Em outubro do ano passado, nove meses depois da sentença do TRF3, o governo deu um segundo benefício à empresa. Em vez de assumir a área no Porto de Santos, como determinara a Justiça, o governo fez um “contrato de transição” que garantiu à Pérola o direito de operar por mais seis meses, até abril de 2018. Segundo o Ministério dos Transportes, o contrato foi firmado para evitar a descontinuidade dos serviços portuários e para que o governo tivesse tempo de preparar a licitação da área explorada pela Pérola, tudo em conformidade com uma resolução da Agência Nacional de Transportes Aquaviários (Antaq).
O tal “contrato de transição”, porém, desconsiderou os termos do acórdão do TRF3, que eram cristalinos: “A devolução da área pela arrendatária não causará dano ou prejuízo à continuidade de prestação do serviço público. Enquanto não finalizado o obrigatório procedimento licitatório, o poder público deve tomar para si a execução direta”. Ou seja: para que o serviço continuasse, a Justiça mandou o governo assumir, e não dar sobrevida à empresa. O Ministério dos Transportes não informou de quem partiu a ordem para fazer o contrato de transição. Numa nota a VEJA, disse que cabe à pasta apenas estruturar a licitação. Em outra, repassou à Codesp a responsabilidade do caso.
Já a Codesp declarou que o contrato de transição com o Terminal Pérola foi assinado por recomendação da Secretaria de Portos do Ministério dos Transportes. A Codesp, a Secretaria de Portos e a Antaq são comandadas por nomes indicados pelo MDB de Temer. O jogo de empurra tem razão de ser. Por determinação do ministro Bruno Dantas, o Tribunal de Contas da União (TCU) abriu uma investigação para apurar a participação de funcionários do governo em esquema destinado a protelar a licitação da área explorada pelo Terminal Pérola e, assim, favorecer a empresa.
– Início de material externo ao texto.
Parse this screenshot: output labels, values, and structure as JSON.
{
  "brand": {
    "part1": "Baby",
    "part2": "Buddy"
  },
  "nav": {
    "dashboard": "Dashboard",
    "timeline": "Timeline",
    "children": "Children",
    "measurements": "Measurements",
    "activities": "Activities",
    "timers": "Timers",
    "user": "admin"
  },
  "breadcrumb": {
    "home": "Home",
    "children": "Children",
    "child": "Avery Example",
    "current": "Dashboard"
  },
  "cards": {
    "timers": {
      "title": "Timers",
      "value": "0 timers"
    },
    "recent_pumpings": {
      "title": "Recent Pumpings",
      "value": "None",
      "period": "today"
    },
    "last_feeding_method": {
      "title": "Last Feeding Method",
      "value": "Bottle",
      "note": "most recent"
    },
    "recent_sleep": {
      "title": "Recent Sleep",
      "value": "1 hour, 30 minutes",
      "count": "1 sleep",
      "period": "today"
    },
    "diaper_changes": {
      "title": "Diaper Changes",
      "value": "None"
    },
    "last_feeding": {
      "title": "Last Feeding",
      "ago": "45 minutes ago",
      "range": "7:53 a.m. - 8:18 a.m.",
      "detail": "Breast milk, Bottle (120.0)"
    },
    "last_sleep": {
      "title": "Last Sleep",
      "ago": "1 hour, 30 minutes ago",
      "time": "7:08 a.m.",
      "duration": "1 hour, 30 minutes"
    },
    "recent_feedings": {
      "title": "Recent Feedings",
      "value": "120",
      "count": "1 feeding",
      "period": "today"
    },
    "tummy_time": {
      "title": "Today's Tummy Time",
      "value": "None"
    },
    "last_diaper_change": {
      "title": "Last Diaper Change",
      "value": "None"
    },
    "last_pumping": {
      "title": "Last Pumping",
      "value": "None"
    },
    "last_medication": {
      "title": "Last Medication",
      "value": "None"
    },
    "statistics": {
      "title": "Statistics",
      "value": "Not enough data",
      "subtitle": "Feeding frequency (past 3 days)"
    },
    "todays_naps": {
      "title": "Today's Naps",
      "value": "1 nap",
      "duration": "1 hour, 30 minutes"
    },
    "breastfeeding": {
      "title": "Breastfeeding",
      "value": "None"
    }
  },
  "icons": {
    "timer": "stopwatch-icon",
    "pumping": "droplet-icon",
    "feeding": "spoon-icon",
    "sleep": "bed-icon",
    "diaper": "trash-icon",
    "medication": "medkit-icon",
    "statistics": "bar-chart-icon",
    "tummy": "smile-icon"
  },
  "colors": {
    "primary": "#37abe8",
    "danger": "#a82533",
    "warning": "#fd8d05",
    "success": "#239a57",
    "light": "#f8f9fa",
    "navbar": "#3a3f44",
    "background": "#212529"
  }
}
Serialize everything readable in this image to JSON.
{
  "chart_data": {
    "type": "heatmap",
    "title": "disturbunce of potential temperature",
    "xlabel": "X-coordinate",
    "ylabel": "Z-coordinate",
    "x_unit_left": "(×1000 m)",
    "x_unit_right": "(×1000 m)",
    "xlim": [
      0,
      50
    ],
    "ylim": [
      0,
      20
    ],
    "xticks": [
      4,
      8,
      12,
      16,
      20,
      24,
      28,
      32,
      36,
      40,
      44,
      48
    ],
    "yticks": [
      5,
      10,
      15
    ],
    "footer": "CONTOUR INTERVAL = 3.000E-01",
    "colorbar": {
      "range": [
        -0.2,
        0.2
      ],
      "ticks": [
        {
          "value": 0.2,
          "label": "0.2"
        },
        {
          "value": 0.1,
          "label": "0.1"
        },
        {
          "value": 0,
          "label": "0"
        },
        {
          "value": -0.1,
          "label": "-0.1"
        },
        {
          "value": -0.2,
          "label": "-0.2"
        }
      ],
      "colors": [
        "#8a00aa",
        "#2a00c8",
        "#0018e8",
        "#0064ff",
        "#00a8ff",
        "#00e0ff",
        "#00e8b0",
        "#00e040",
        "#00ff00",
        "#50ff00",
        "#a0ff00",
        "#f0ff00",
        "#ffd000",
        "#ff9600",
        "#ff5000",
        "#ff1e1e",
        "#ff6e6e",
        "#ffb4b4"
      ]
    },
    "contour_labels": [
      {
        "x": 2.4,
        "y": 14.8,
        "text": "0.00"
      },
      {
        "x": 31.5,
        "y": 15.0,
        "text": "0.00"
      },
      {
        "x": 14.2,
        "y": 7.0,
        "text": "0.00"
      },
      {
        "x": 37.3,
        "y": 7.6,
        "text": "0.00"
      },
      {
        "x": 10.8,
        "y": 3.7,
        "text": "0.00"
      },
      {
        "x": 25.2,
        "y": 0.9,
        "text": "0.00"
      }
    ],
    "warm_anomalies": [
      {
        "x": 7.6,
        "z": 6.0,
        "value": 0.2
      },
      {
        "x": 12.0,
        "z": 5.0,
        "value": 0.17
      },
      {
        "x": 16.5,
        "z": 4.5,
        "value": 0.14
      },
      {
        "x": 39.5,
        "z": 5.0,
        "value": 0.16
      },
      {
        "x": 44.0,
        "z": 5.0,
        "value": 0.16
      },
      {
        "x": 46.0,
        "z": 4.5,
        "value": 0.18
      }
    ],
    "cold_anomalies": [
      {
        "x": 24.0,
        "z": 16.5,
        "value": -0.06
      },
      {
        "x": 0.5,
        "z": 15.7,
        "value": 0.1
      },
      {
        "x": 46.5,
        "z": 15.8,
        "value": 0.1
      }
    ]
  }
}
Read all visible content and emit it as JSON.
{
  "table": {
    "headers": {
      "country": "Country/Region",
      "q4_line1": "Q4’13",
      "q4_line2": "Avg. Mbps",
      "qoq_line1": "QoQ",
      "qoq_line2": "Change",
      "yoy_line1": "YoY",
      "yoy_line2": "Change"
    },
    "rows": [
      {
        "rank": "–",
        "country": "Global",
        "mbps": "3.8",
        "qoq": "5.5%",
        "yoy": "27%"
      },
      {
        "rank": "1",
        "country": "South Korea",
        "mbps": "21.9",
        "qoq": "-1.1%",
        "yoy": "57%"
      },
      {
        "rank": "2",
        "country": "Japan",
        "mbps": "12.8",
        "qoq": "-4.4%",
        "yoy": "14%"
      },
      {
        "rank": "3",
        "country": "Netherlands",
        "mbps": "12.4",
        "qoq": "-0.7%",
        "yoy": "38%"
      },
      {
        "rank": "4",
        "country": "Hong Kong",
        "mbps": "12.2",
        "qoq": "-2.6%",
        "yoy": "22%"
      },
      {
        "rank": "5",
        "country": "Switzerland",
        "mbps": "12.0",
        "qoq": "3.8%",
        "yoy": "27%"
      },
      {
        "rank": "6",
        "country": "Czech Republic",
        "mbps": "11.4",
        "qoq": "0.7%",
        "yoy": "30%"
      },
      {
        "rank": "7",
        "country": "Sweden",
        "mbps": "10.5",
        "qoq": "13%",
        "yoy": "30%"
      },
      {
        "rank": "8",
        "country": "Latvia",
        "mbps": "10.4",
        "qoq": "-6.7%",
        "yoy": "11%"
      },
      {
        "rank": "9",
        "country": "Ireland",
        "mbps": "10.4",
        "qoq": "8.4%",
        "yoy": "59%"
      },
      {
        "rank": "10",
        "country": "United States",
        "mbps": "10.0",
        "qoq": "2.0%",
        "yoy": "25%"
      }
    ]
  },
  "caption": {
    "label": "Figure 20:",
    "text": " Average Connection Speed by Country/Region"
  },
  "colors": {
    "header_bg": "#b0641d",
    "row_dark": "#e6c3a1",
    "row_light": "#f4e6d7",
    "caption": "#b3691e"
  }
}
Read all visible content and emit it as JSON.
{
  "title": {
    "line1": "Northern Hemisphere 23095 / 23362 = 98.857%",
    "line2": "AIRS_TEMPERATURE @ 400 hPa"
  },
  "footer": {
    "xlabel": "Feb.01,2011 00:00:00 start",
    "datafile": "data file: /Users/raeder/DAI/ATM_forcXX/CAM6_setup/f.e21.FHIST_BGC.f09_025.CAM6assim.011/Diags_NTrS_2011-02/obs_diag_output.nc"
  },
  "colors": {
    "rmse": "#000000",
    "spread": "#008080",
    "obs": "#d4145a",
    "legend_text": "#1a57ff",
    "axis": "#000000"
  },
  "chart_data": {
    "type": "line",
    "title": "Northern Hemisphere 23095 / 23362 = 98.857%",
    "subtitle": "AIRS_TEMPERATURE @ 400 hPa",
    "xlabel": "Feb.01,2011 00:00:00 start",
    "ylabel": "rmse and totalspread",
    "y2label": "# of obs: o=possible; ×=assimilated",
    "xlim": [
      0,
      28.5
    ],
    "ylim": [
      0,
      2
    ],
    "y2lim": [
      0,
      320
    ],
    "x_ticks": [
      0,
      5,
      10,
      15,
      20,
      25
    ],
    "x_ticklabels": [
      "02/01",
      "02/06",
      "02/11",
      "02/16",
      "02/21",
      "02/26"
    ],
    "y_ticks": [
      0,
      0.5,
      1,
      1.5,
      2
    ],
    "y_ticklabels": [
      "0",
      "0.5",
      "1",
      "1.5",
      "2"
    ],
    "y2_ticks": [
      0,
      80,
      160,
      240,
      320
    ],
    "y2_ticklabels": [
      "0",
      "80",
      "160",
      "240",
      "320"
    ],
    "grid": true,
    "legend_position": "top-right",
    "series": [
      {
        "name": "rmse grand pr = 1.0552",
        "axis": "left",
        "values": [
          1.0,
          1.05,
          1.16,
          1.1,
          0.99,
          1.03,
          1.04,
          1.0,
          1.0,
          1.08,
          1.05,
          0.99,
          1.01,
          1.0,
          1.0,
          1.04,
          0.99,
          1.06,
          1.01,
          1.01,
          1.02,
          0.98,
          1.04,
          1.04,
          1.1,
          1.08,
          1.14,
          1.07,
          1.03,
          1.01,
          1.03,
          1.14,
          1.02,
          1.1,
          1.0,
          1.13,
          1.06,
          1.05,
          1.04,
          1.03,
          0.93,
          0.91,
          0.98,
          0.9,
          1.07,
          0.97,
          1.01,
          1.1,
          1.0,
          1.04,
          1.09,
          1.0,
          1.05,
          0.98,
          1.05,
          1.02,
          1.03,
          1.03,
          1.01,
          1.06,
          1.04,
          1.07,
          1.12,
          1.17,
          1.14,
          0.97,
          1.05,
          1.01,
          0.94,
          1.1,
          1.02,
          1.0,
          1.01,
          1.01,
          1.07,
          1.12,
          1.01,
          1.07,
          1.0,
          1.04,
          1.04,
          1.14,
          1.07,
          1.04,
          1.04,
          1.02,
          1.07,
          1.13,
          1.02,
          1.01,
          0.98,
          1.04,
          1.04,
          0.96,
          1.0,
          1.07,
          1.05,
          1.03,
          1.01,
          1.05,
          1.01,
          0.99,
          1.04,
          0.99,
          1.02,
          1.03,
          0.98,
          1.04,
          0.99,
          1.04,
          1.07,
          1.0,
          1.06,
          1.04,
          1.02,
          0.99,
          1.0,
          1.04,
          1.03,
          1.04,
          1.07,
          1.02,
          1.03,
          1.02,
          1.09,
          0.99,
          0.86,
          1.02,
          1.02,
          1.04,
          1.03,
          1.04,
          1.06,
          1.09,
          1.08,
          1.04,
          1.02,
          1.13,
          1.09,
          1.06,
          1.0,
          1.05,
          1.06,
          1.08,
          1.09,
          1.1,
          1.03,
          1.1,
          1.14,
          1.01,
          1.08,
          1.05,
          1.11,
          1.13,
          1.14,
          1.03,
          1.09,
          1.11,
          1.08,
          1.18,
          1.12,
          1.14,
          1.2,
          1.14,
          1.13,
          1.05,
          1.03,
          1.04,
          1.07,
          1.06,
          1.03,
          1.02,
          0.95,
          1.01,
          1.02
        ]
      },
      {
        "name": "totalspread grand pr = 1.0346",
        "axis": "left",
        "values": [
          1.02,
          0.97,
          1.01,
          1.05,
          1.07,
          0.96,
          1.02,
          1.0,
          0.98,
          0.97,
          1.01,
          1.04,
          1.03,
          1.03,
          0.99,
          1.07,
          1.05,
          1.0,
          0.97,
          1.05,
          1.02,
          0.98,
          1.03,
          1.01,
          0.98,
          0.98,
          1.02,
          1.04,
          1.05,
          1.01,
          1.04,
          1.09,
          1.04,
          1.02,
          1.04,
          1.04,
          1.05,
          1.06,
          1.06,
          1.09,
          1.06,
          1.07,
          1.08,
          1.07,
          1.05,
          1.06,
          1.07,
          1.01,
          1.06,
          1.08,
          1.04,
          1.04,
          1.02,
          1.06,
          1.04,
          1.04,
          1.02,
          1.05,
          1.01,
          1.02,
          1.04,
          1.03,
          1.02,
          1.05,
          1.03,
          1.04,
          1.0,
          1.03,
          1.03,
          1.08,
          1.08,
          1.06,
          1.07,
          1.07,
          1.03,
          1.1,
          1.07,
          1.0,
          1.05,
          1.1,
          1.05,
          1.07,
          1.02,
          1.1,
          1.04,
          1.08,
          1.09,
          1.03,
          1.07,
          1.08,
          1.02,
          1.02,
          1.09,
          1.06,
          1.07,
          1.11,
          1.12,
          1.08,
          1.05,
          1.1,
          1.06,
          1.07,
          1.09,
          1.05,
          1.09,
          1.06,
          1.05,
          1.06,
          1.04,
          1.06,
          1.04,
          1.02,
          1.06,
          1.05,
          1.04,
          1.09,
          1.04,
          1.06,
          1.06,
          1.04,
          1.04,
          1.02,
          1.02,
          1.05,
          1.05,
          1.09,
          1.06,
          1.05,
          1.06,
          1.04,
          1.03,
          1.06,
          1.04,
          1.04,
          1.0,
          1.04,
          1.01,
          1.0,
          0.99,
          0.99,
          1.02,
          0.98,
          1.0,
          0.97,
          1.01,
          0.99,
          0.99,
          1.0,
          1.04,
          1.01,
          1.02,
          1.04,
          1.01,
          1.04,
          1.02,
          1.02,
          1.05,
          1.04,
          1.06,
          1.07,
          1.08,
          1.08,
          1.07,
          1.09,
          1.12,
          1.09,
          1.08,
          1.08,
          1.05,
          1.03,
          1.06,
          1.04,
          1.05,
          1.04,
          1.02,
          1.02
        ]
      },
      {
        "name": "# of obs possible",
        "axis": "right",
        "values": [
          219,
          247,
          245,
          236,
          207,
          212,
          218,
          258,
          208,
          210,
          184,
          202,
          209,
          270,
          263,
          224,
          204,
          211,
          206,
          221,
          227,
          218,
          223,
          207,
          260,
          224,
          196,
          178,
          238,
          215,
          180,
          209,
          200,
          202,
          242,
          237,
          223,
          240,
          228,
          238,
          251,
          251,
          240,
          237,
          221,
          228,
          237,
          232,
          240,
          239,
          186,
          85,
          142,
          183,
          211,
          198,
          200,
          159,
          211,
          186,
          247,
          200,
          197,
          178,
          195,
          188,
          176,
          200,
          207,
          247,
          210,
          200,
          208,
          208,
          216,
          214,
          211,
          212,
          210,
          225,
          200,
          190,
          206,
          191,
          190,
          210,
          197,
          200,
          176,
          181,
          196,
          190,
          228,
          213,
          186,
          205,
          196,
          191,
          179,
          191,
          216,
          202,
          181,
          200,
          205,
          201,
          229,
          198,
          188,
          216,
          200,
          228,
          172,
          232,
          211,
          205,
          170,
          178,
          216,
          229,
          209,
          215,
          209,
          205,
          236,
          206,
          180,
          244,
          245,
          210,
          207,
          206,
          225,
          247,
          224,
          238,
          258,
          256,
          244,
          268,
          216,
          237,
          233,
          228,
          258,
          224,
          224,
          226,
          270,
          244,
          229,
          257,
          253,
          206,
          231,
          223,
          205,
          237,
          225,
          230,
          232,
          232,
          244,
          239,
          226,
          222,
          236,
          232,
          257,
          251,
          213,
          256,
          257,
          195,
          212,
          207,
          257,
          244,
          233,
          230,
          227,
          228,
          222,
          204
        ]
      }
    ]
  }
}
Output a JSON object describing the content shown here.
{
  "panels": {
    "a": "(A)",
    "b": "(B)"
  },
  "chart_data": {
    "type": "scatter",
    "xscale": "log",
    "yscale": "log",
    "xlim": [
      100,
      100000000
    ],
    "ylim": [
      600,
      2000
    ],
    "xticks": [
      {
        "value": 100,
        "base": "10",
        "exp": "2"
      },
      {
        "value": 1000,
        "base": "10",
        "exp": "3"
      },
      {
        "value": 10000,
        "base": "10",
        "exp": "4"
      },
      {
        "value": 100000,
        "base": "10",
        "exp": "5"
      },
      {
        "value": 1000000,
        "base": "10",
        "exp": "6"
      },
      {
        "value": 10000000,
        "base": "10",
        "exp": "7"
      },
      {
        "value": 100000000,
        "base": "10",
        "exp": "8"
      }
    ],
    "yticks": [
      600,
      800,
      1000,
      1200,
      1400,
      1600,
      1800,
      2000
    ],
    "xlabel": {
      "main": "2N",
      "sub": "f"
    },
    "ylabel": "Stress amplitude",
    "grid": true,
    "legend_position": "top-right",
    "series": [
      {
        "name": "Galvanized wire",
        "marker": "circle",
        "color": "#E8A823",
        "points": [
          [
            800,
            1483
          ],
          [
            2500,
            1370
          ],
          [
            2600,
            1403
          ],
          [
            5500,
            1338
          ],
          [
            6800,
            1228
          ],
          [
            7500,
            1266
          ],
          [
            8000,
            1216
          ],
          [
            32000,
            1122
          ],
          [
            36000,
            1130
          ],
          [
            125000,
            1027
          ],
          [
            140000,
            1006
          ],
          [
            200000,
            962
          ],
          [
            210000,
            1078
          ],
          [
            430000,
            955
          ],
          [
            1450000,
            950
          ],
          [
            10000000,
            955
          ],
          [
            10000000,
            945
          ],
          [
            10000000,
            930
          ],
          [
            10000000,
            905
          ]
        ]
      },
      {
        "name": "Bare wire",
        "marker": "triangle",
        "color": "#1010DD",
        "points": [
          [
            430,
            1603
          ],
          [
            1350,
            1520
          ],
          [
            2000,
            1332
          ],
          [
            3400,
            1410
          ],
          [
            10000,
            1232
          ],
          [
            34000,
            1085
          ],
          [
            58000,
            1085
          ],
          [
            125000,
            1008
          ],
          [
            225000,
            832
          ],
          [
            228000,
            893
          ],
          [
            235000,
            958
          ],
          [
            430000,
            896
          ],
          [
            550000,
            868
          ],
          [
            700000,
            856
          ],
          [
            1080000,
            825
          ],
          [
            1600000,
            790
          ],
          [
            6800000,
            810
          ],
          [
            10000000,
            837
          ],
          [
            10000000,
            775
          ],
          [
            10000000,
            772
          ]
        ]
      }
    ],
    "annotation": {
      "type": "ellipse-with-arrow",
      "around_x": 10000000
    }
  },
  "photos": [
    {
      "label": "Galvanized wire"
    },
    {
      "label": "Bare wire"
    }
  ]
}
Quando o ministro Bruno Dantas se manifestou sobre o caso, em novembro passado, o Ministério dos Transportes previa que a licitação ocorreria em junho deste ano. Agora, nem data há mais. Quem se beneficia com a indefinição? O Terminal Pérola e sua acionista Rodrimar.
Na quinta-feira 12, expirou o contrato de transição com a Codesp. Deu-se, então, o terceiro benefício da gestão Temer à empresa. Já no dia seguinte, 13 de abril, a Codesp renovou por mais seis meses o contrato de transição da Pérola, agora até outubro de 2018. Pelo acerto, a empresa pagará pela operação cerca de 160 000 reais por mês à autoridade portuária — o equivalente a 2% de seu faturamento mensal médio em 2016. Excelente negócio. Os executivos da Pérola ouvidos por VEJA declararam que a empresa atua dentro da legalidade. Por meio de advogados, a Rodrimar se eximiu de qualquer responsabilidade pela prorrogação do contrato. Disse ser sócia minoritária da Pérola e que, por isso, não participa da diretoria da empresa.
Pode até não participar, mas não está alheia aos sucessos da Pérola. Em e-mail revelado em edição recente de VEJA, Antonio Celso Grecco, dono da Rodrimar, fez um comentário sobre o famoso decreto dos portos — o documento que, investiga a polícia, poderia ter sido emitido pelo governo com base em pagamento de propina. No e-mail, Grecco mostrou-se otimista sobre o futuro do Terminal Pérola depois da publicação do decreto: “Os parágrafos 2, 19 e 24 do novo decreto apoiam e fortalecem o objeto da reivindicação do Terminal Pérola na Secretaria de Portos e na Antaq”. Isso mostra que a Rodrimar não integra a diretoria da Pérola, mas acompanha seus negócios com olhos de lince. E tem estado feliz com o que vê.